LA MAUVAISE GRAINE (1956)

Ne vous fiez pas à son regard d'ange : voici l'ancêtre de tous les enfants maléfiques de l'histoire du cinéma !

THE BAD SEED

1956 – USA

Réalisé par Mervyn LeRoy 

Avec Patty McCormack, Nancy Kelly, Henry Jones, William Hopper, Eileen Heckart, Jesse White, Evelyn Varden

THEMA ENFANTS

Tiré de la pièce de théâtre homonyme de Maxwell Anderson, La Mauvaise Graine est le mètre étalon du film mettant en scène un enfant maléfique, la référence indiscutable en la matière. « Pour la petite Rhoda, le meurtre est un jeu d’enfant » déclarait l’affiche de l’époque, annonçant ainsi la couleur. Fille du respectable colonel Kenneth Penmark et de la douce et pédagogue Christine, Rhoda est une gamine de huit ans qui présente toutes les caractéristiques de l’enfant modèle. Polie, intelligente, bonne élève, coiffée de nattes et vêtue de jolies robes printanières, elle fait la fierté de son entourage. La gardienne Monica, notamment, se laisse tant attendrir par Rhoda qu’elle la gâte sans vergogne. 

Mauvaise Graine photo
Mais très tôt, on sent bien que quelque chose cloche. Les premiers indices nous sont livrés par la partition d’Alex North, qui tisse autour de la comptine « Au clair de la lune » d’inquiétantes variations. Christine elle-même nourrit un étrange pressentiment sans pouvoir le définir clairement. Le drame se noue au cours d’un pique-nique pour enfants. Claude, un petit garçon de huit ans, y meurt noyé. La thèse de l’accident est adoptée à l’unanimité, mais certains détails s’avèrent troublants. Notamment la médaille d’or de dissertation, que portait le malheureux et qui a disparu. Une médaille que convoitait ardemment Rhoda. Au fond d’elle, Christine sait l’atroce vérité : sa petite fille a frappé Claude à coups de pieds et l’a noyé elle-même ! Mais aucune preuve ne vient confirmer cette hypothèse, et Rhoda échafaude des mensonges à la perfection. Seul Leroy, homme à tout faire simple d’esprit, a tout de suite vu clair dans le jeu de la tueuse en jupette. « Elle peut bien se faire admirer et adorer par tout le monde, avec ses airs d’ange descendu sur la Terre », marmonne-t-il. « Mais avec moi ça ne prend pas ! »

Les racines du mal

Plus l’intrigue avance, plus l’angoisse grandit, d’autant que Rhoda semble avoir déjà assassiné par le passé une vieille voisine afin de récupérer une boule de cristal. La jeune « héroïne » personnifie ainsi le caprice poussé à son paroxysme. Un terrible secret de famille vient bientôt porter un semblant d’explication, posant en substance la question de l’origine du mal.
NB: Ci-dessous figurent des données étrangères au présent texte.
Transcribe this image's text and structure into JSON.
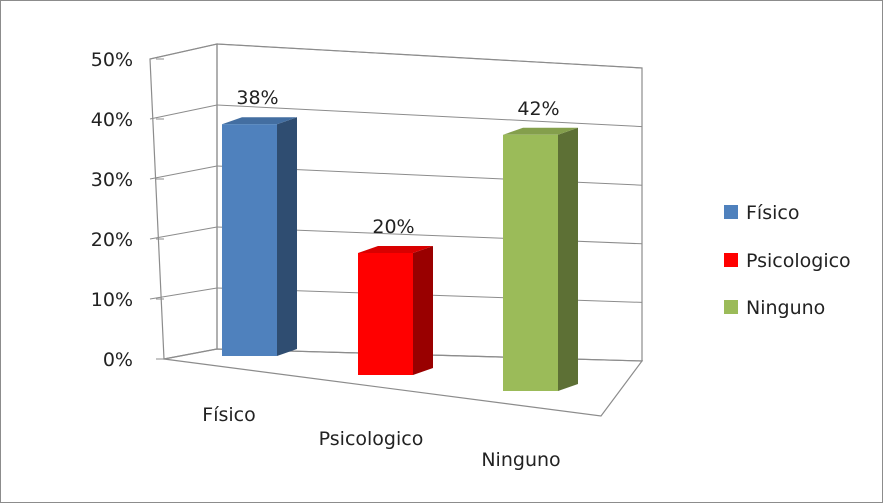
{
  "chart_data": {
    "type": "bar",
    "categories": [
      "Físico",
      "Psicologico",
      "Ninguno"
    ],
    "values": [
      38,
      20,
      42
    ],
    "data_labels": [
      "38%",
      "20%",
      "42%"
    ],
    "ylim": [
      0,
      50
    ],
    "y_ticks": [
      "0%",
      "10%",
      "20%",
      "30%",
      "40%",
      "50%"
    ],
    "grid": true,
    "three_d": true,
    "legend_position": "right",
    "legend": [
      "Físico",
      "Psicologico",
      "Ninguno"
    ],
    "colors": [
      "#4F81BD",
      "#FF0000",
      "#9BBB59"
    ]
  }
}
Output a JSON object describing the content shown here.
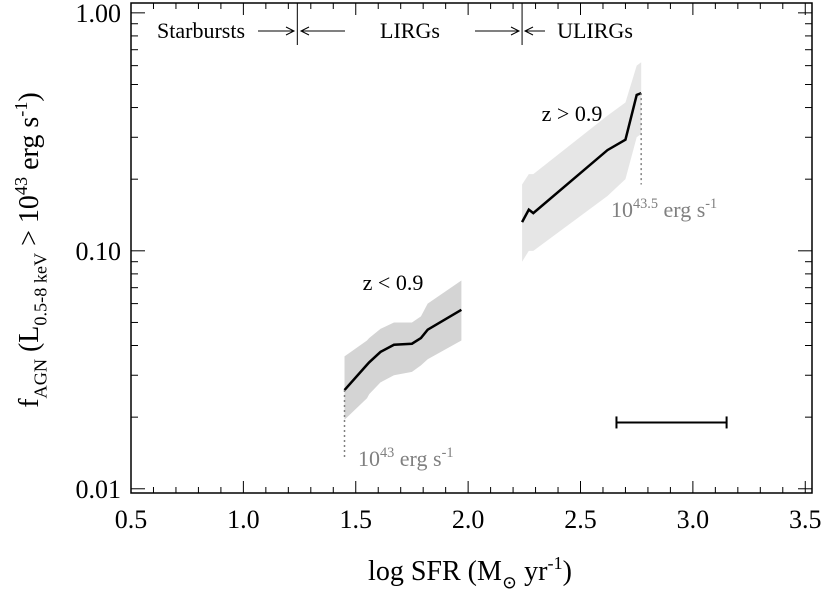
{
  "chart_data": {
    "type": "line",
    "xlim": [
      0.5,
      3.53
    ],
    "ylim": [
      0.0096,
      1.1
    ],
    "log_y": true,
    "xticks": [
      0.5,
      {
        "value": 1,
        "label": "1.0"
      },
      1.5,
      {
        "value": 2,
        "label": "2.0"
      },
      2.5,
      {
        "value": 3,
        "label": "3.0"
      },
      3.5
    ],
    "yticks": [
      {
        "value": 0.01,
        "label": "0.01"
      },
      {
        "value": 0.1,
        "label": "0.10"
      },
      {
        "value": 1,
        "label": "1.00"
      }
    ],
    "x_label": [
      {
        "text": "log SFR (M"
      },
      {
        "text": "⊙",
        "pos": "sub"
      },
      {
        "text": " yr"
      },
      {
        "text": "-1",
        "pos": "sup"
      },
      {
        "text": ")"
      }
    ],
    "y_label": [
      {
        "text": "f"
      },
      {
        "text": "AGN",
        "pos": "sub"
      },
      {
        "text": " (L"
      },
      {
        "text": "0.5-8 keV",
        "pos": "sub"
      },
      {
        "text": " > 10"
      },
      {
        "text": "43",
        "pos": "sup"
      },
      {
        "text": " erg s"
      },
      {
        "text": "-1",
        "pos": "sup"
      },
      {
        "text": ")"
      }
    ],
    "regions": [
      "Starbursts",
      "LIRGs",
      "ULIRGs"
    ],
    "dividers": [
      1.24,
      2.24
    ],
    "series": [
      {
        "name": "z < 0.9",
        "color": "#000000",
        "band_color": "#d4d4d4",
        "x": [
          1.45,
          1.55,
          1.56,
          1.61,
          1.67,
          1.75,
          1.79,
          1.82,
          1.97
        ],
        "values": [
          0.026,
          0.0332,
          0.034,
          0.0376,
          0.0403,
          0.0407,
          0.043,
          0.0466,
          0.0565
        ],
        "upper": [
          0.036,
          0.042,
          0.043,
          0.047,
          0.05,
          0.05,
          0.053,
          0.06,
          0.075
        ],
        "lower": [
          0.0195,
          0.024,
          0.025,
          0.028,
          0.03,
          0.031,
          0.033,
          0.035,
          0.042
        ]
      },
      {
        "name": "z > 0.9",
        "color": "#000000",
        "band_color": "#e6e6e6",
        "x": [
          2.24,
          2.27,
          2.29,
          2.62,
          2.7,
          2.75,
          2.77
        ],
        "values": [
          0.132,
          0.149,
          0.144,
          0.265,
          0.293,
          0.452,
          0.46
        ],
        "upper": [
          0.19,
          0.21,
          0.21,
          0.37,
          0.42,
          0.6,
          0.62
        ],
        "lower": [
          0.09,
          0.1,
          0.1,
          0.17,
          0.2,
          0.3,
          0.31
        ]
      }
    ],
    "thresholds": [
      {
        "x": 1.45,
        "y_top": 0.026,
        "y_bottom": 0.0135,
        "label": [
          {
            "text": "10"
          },
          {
            "text": "43",
            "pos": "sup"
          },
          {
            "text": " erg s"
          },
          {
            "text": "-1",
            "pos": "sup"
          }
        ]
      },
      {
        "x": 2.77,
        "y_top": 0.46,
        "y_bottom": 0.19,
        "label": [
          {
            "text": "10"
          },
          {
            "text": "43.5",
            "pos": "sup"
          },
          {
            "text": " erg s"
          },
          {
            "text": "-1",
            "pos": "sup"
          }
        ]
      }
    ],
    "error_bar": {
      "x": [
        2.66,
        3.15
      ],
      "y": 0.019
    }
  }
}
Est-il héréditaire ou contextuel ? Inné ou acquis ? Passionnant d’un bout à l’autre, doté d’une écriture excellente et d’acteurs forts convaincants, La Mauvaise Graine souffre en revanche d’une mise en scène excessivement académique, n’osant jamais trahir le matériau théâtral initial au point de privilégier à outrance les plans-séquence statiques, les cadres larges et les dialogues démonstratifs. Mervyn LeRoy assure ainsi le service minimum, et l’on rêve de ce qu’un Alfred Hitchcock ou un Orson Welles auraient pu tirer d’un tel récit. Autre regret : un dénouement bizarre qui multiplie les rebondissements vaudevillesques avant d’asséner au public une chute moralisatrice de fort mauvais aloi. A vrai dire, le film aurait gagné à s’arrêter une séquence plus tôt. Malgré ces réserves, La Mauvaise Graine mérite pleinement son statut de classique et engendra une effrayante descendance de têtes blondes homicides.